(3) Relevant#

Generating answers that are (1) understandable, (2) faithfully represent patterns in the data, and (3) are relevant given the problem one is seeking to solve.

Inherent in creating any summarization is exercising discretion over what variation is relevant (signal) and what variation is not (noise). But just as one person’s trash may be another person’s treasure, so too may one person’s signal be another person’s noise, depending on their goals! Crucially, then, the data scientists’ guiding star when deciding what is important is whether certain variation in the data is relevant to the stakeholder’s problem.

As data scientists, we are blessed with an abundance of tools for characterizing different facets of our data. These range from the simple — means, standard deviations, and scatter plots — to the profoundly sophisticated, like clustering algorithms, principal component analyses, and semi-parametric generalized additive models.

Regardless of the specific methods being employed, however, none of these tools can really tell us whether the patterns they identify are meaningful or relevant, and that’s because what constitutes a meaningful pattern depends on the problem the stakeholder is seeking to address and the context in which they’re operating.

To illustrate the importance of context, suppose you are hired by a hospital to learn what can be done to reduce antibiotic-resistant infections. So you grab data on the various bacteria that had been infecting patients and write a web scraper and Natural Language Processing pipeline to systematically summarize all available research on the cause of these antibiotic-resistant bacteria. Your work is amazing, seriously top of the line, and after two months you conclude that in most cases, the cause of antibiotic resistance in the bacteria infecting patients is… the use of antibiotics in livestock.

Now, that analysis may not be wrong — you have properly characterized a pattern in the data — but it isn’t a pattern that’s meaningful to your stakeholder, who has no ability to regulate the livestock industry. That pattern might be meaningful to someone else — like a government regulator — but in this context, with this stakeholder, it just isn’t helpful. The features of the data that are important, in other words, depend on what we may be able to do in response to what we learn. And there’s no summary statistic, information criterion, or divergence metric that can evaluate whether a pattern of this type is relevant.

The Concept of “Best” and Myopic Tools#

In our discussion of ensuring that the data summaries one gets from different statistical or unsupervised machine learning tools faithfully represent patterns in the data, I made the point that these tools will always provide an answer, regardless of whether it actually tells you much about the data. Tools for answering Exploratory Questions tend to either be simple definitional tools (means, medians, standard deviations) or operate by trying to minimize a loss function (unsupervised machine learning). In the case of definitional tools, the result is the result, even if that means providing a mean that sits neatly in the middle of a bimodal distribution. In the case of algorithms that minimize a loss function, the algorithm will provide the “best” answer (the answer that minimizes the loss function) regardless of whether it’s a good answer.

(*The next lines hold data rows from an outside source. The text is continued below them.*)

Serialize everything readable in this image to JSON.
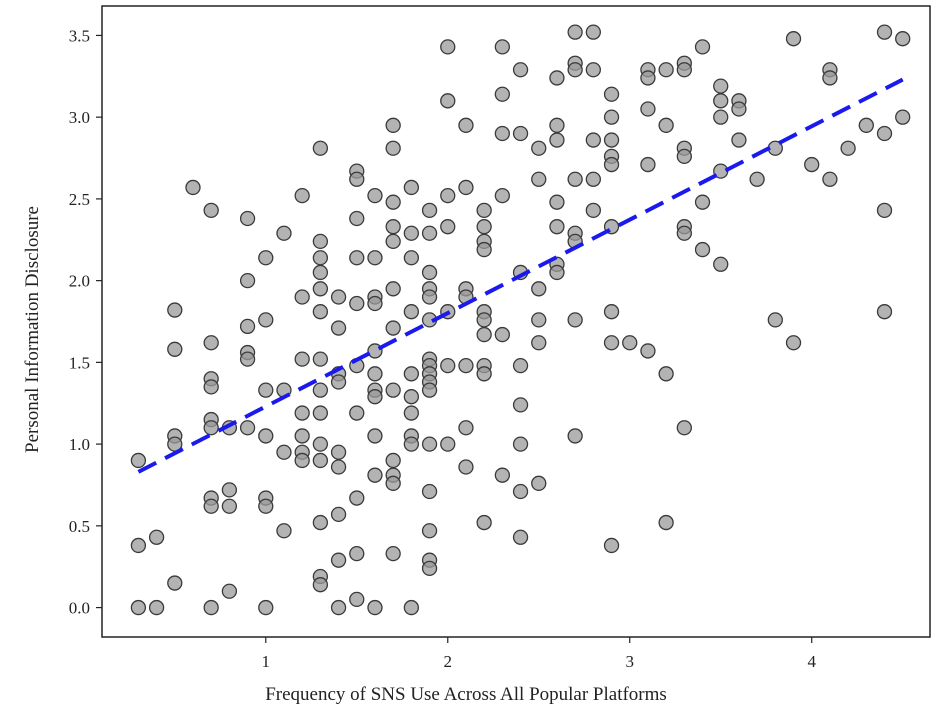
{
  "chart_data": {
    "type": "scatter",
    "xlabel": "Frequency of SNS Use Across All Popular Platforms",
    "ylabel": "Personal Information Disclosure",
    "xlim": [
      0.1,
      4.65
    ],
    "ylim": [
      -0.18,
      3.68
    ],
    "x_ticks": [
      1,
      2,
      3,
      4
    ],
    "x_tick_labels": [
      "1",
      "2",
      "3",
      "4"
    ],
    "y_ticks": [
      0.0,
      0.5,
      1.0,
      1.5,
      2.0,
      2.5,
      3.0,
      3.5
    ],
    "y_tick_labels": [
      "0.0",
      "0.5",
      "1.0",
      "1.5",
      "2.0",
      "2.5",
      "3.0",
      "3.5"
    ],
    "grid": false,
    "trend_line": {
      "style": "dashed",
      "color": "#1a1aee",
      "x": [
        0.3,
        4.5
      ],
      "y": [
        0.83,
        3.23
      ]
    },
    "colors": {
      "point_fill": "#999999",
      "point_edge": "#3a3a3a",
      "trend": "#1a1aee"
    },
    "points": [
      [
        0.3,
        0.9
      ],
      [
        0.3,
        0.38
      ],
      [
        0.3,
        0.0
      ],
      [
        0.4,
        0.43
      ],
      [
        0.4,
        0.0
      ],
      [
        0.5,
        1.82
      ],
      [
        0.5,
        1.58
      ],
      [
        0.5,
        1.05
      ],
      [
        0.5,
        1.0
      ],
      [
        0.5,
        0.15
      ],
      [
        0.6,
        2.57
      ],
      [
        0.7,
        2.43
      ],
      [
        0.7,
        1.62
      ],
      [
        0.7,
        1.4
      ],
      [
        0.7,
        1.35
      ],
      [
        0.7,
        1.15
      ],
      [
        0.7,
        1.1
      ],
      [
        0.7,
        0.67
      ],
      [
        0.7,
        0.62
      ],
      [
        0.7,
        0.0
      ],
      [
        0.8,
        1.1
      ],
      [
        0.8,
        0.72
      ],
      [
        0.8,
        0.62
      ],
      [
        0.8,
        0.1
      ],
      [
        0.9,
        2.38
      ],
      [
        0.9,
        2.0
      ],
      [
        0.9,
        1.72
      ],
      [
        0.9,
        1.56
      ],
      [
        0.9,
        1.52
      ],
      [
        0.9,
        1.1
      ],
      [
        1.0,
        2.14
      ],
      [
        1.0,
        1.76
      ],
      [
        1.0,
        1.33
      ],
      [
        1.0,
        1.05
      ],
      [
        1.0,
        0.67
      ],
      [
        1.0,
        0.62
      ],
      [
        1.0,
        0.0
      ],
      [
        1.1,
        2.29
      ],
      [
        1.1,
        1.33
      ],
      [
        1.1,
        0.95
      ],
      [
        1.1,
        0.47
      ],
      [
        1.2,
        2.52
      ],
      [
        1.2,
        1.9
      ],
      [
        1.2,
        1.52
      ],
      [
        1.2,
        1.19
      ],
      [
        1.2,
        1.05
      ],
      [
        1.2,
        0.95
      ],
      [
        1.2,
        0.9
      ],
      [
        1.3,
        2.81
      ],
      [
        1.3,
        2.24
      ],
      [
        1.3,
        2.14
      ],
      [
        1.3,
        2.05
      ],
      [
        1.3,
        1.95
      ],
      [
        1.3,
        1.81
      ],
      [
        1.3,
        1.52
      ],
      [
        1.3,
        1.33
      ],
      [
        1.3,
        1.19
      ],
      [
        1.3,
        1.0
      ],
      [
        1.3,
        0.9
      ],
      [
        1.3,
        0.52
      ],
      [
        1.3,
        0.19
      ],
      [
        1.3,
        0.14
      ],
      [
        1.4,
        1.9
      ],
      [
        1.4,
        1.71
      ],
      [
        1.4,
        1.43
      ],
      [
        1.4,
        1.38
      ],
      [
        1.4,
        0.95
      ],
      [
        1.4,
        0.86
      ],
      [
        1.4,
        0.57
      ],
      [
        1.4,
        0.29
      ],
      [
        1.4,
        0.0
      ],
      [
        1.5,
        2.67
      ],
      [
        1.5,
        2.62
      ],
      [
        1.5,
        2.38
      ],
      [
        1.5,
        2.14
      ],
      [
        1.5,
        1.86
      ],
      [
        1.5,
        1.48
      ],
      [
        1.5,
        1.19
      ],
      [
        1.5,
        0.67
      ],
      [
        1.5,
        0.33
      ],
      [
        1.5,
        0.05
      ],
      [
        1.6,
        2.52
      ],
      [
        1.6,
        2.14
      ],
      [
        1.6,
        1.9
      ],
      [
        1.6,
        1.86
      ],
      [
        1.6,
        1.57
      ],
      [
        1.6,
        1.43
      ],
      [
        1.6,
        1.33
      ],
      [
        1.6,
        1.29
      ],
      [
        1.6,
        1.05
      ],
      [
        1.6,
        0.81
      ],
      [
        1.6,
        0.0
      ],
      [
        1.7,
        2.95
      ],
      [
        1.7,
        2.81
      ],
      [
        1.7,
        2.48
      ],
      [
        1.7,
        2.33
      ],
      [
        1.7,
        2.24
      ],
      [
        1.7,
        1.95
      ],
      [
        1.7,
        1.71
      ],
      [
        1.7,
        1.33
      ],
      [
        1.7,
        0.9
      ],
      [
        1.7,
        0.81
      ],
      [
        1.7,
        0.76
      ],
      [
        1.7,
        0.33
      ],
      [
        1.8,
        2.57
      ],
      [
        1.8,
        2.29
      ],
      [
        1.8,
        2.14
      ],
      [
        1.8,
        1.81
      ],
      [
        1.8,
        1.43
      ],
      [
        1.8,
        1.29
      ],
      [
        1.8,
        1.19
      ],
      [
        1.8,
        1.05
      ],
      [
        1.8,
        1.0
      ],
      [
        1.8,
        0.0
      ],
      [
        1.9,
        2.43
      ],
      [
        1.9,
        2.29
      ],
      [
        1.9,
        2.05
      ],
      [
        1.9,
        1.95
      ],
      [
        1.9,
        1.9
      ],
      [
        1.9,
        1.76
      ],
      [
        1.9,
        1.52
      ],
      [
        1.9,
        1.48
      ],
      [
        1.9,
        1.43
      ],
      [
        1.9,
        1.38
      ],
      [
        1.9,
        1.33
      ],
      [
        1.9,
        1.0
      ],
      [
        1.9,
        0.71
      ],
      [
        1.9,
        0.47
      ],
      [
        1.9,
        0.29
      ],
      [
        1.9,
        0.24
      ],
      [
        2.0,
        3.43
      ],
      [
        2.0,
        3.1
      ],
      [
        2.0,
        2.52
      ],
      [
        2.0,
        2.33
      ],
      [
        2.0,
        1.81
      ],
      [
        2.0,
        1.48
      ],
      [
        2.0,
        1.0
      ],
      [
        2.1,
        2.95
      ],
      [
        2.1,
        2.57
      ],
      [
        2.1,
        1.95
      ],
      [
        2.1,
        1.9
      ],
      [
        2.1,
        1.48
      ],
      [
        2.1,
        1.1
      ],
      [
        2.1,
        0.86
      ],
      [
        2.2,
        2.43
      ],
      [
        2.2,
        2.33
      ],
      [
        2.2,
        2.24
      ],
      [
        2.2,
        2.19
      ],
      [
        2.2,
        1.81
      ],
      [
        2.2,
        1.76
      ],
      [
        2.2,
        1.67
      ],
      [
        2.2,
        1.48
      ],
      [
        2.2,
        1.43
      ],
      [
        2.2,
        0.52
      ],
      [
        2.3,
        3.43
      ],
      [
        2.3,
        3.14
      ],
      [
        2.3,
        2.9
      ],
      [
        2.3,
        2.52
      ],
      [
        2.3,
        1.67
      ],
      [
        2.3,
        0.81
      ],
      [
        2.4,
        3.29
      ],
      [
        2.4,
        2.9
      ],
      [
        2.4,
        2.05
      ],
      [
        2.4,
        1.48
      ],
      [
        2.4,
        1.24
      ],
      [
        2.4,
        1.0
      ],
      [
        2.4,
        0.71
      ],
      [
        2.4,
        0.43
      ],
      [
        2.5,
        2.81
      ],
      [
        2.5,
        2.62
      ],
      [
        2.5,
        1.95
      ],
      [
        2.5,
        1.76
      ],
      [
        2.5,
        1.62
      ],
      [
        2.5,
        0.76
      ],
      [
        2.6,
        3.24
      ],
      [
        2.6,
        2.95
      ],
      [
        2.6,
        2.86
      ],
      [
        2.6,
        2.48
      ],
      [
        2.6,
        2.33
      ],
      [
        2.6,
        2.1
      ],
      [
        2.6,
        2.05
      ],
      [
        2.7,
        3.52
      ],
      [
        2.7,
        3.33
      ],
      [
        2.7,
        3.29
      ],
      [
        2.7,
        2.62
      ],
      [
        2.7,
        2.29
      ],
      [
        2.7,
        2.24
      ],
      [
        2.7,
        1.76
      ],
      [
        2.7,
        1.05
      ],
      [
        2.8,
        3.52
      ],
      [
        2.8,
        3.29
      ],
      [
        2.8,
        2.86
      ],
      [
        2.8,
        2.62
      ],
      [
        2.8,
        2.43
      ],
      [
        2.9,
        3.14
      ],
      [
        2.9,
        3.0
      ],
      [
        2.9,
        2.86
      ],
      [
        2.9,
        2.76
      ],
      [
        2.9,
        2.71
      ],
      [
        2.9,
        2.33
      ],
      [
        2.9,
        1.81
      ],
      [
        2.9,
        1.62
      ],
      [
        2.9,
        0.38
      ],
      [
        3.0,
        1.62
      ],
      [
        3.1,
        3.29
      ],
      [
        3.1,
        3.24
      ],
      [
        3.1,
        3.05
      ],
      [
        3.1,
        2.71
      ],
      [
        3.1,
        1.57
      ],
      [
        3.2,
        3.29
      ],
      [
        3.2,
        2.95
      ],
      [
        3.2,
        1.43
      ],
      [
        3.2,
        0.52
      ],
      [
        3.3,
        3.33
      ],
      [
        3.3,
        3.29
      ],
      [
        3.3,
        2.81
      ],
      [
        3.3,
        2.76
      ],
      [
        3.3,
        2.33
      ],
      [
        3.3,
        2.29
      ],
      [
        3.3,
        1.1
      ],
      [
        3.4,
        3.43
      ],
      [
        3.4,
        2.48
      ],
      [
        3.4,
        2.19
      ],
      [
        3.5,
        3.19
      ],
      [
        3.5,
        3.1
      ],
      [
        3.5,
        3.0
      ],
      [
        3.5,
        2.67
      ],
      [
        3.5,
        2.1
      ],
      [
        3.6,
        3.1
      ],
      [
        3.6,
        3.05
      ],
      [
        3.6,
        2.86
      ],
      [
        3.7,
        2.62
      ],
      [
        3.8,
        2.81
      ],
      [
        3.8,
        1.76
      ],
      [
        3.9,
        3.48
      ],
      [
        3.9,
        1.62
      ],
      [
        4.0,
        2.71
      ],
      [
        4.1,
        3.29
      ],
      [
        4.1,
        3.24
      ],
      [
        4.1,
        2.62
      ],
      [
        4.2,
        2.81
      ],
      [
        4.3,
        2.95
      ],
      [
        4.4,
        3.52
      ],
      [
        4.4,
        2.9
      ],
      [
        4.4,
        2.43
      ],
      [
        4.4,
        1.81
      ],
      [
        4.5,
        3.48
      ],
      [
        4.5,
        3.0
      ]
    ]
  }
}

There is, however, a second layer to this problem of myopia. Data science tools are incredibly powerful at finding answers to questions of the form “If my goal is to minimize X, how should I do it?” type questions — answers you may have never figured out in millions of years! — but their power lies in figuring out the best way to accomplish an articulated goal, not in figuring out what goal to pursue.

This is true at both the macro level (doesn’t make sense to look for clusters in my data?) and also at the micro level (when assigning observations to clusters, how do I measure success?). Hidden inside nearly all algorithms you use are a handful of baked-in choices you may not even realize are being made for you. Take clustering, for example. In general, when clustering observations, one has two objectives: maximize the similarity of observations within each cluster and maximize the dissimilarity of observations in different clusters. But what you might not have thought about very much is that there’s an inherent tension between these two objectives — after all, the best way to maximize the similarity of observations within each cluster is to only assign observations to the same cluster if they are identical (a choice that creates lots and lots of very small clusters). And the best way to maximize dissimilarity between clusters is to only put really really different observations in different clusters (resulting in a few really big clusters). So how is your clustering algorithm balancing these two considerations? Is the algorithm’s choice of how to balance them in any way a reflection of the balance that makes the most sense in the context of your stakeholder’s problem? (I’ll give you a hint — the algorithm sure can’t answer that question, so you’d better be able to!)

Discretion: it’s everywhere, and you’re exercising it, whether you realize it or not.

Recap#

The internal validity of an analysis is the degree to which we feel the analysis has properly characterized the underlying patterns and structure in the data being studied. One aspect of internal validity — the aspect most of us have been exposed to our introductory statistics or machine learning courses — is specific to the tool being used, and can often be evaluated by mathematical or statistical means. “Is your regression properly specified?” is a question that can be answered, in part, by looking at your residuals and other diagnostic statistics.

When it comes to answering Exploratory Questions, however, there is also an aspect of internal validity that cannot be evaluated statistically — namely, are the answers you generated understandable, are they meaningful given the problem you are trying to solve, and do they faithfully represent the underlying patterns in the data? In many ways, these are harder questions to answer, but they are every bit as important.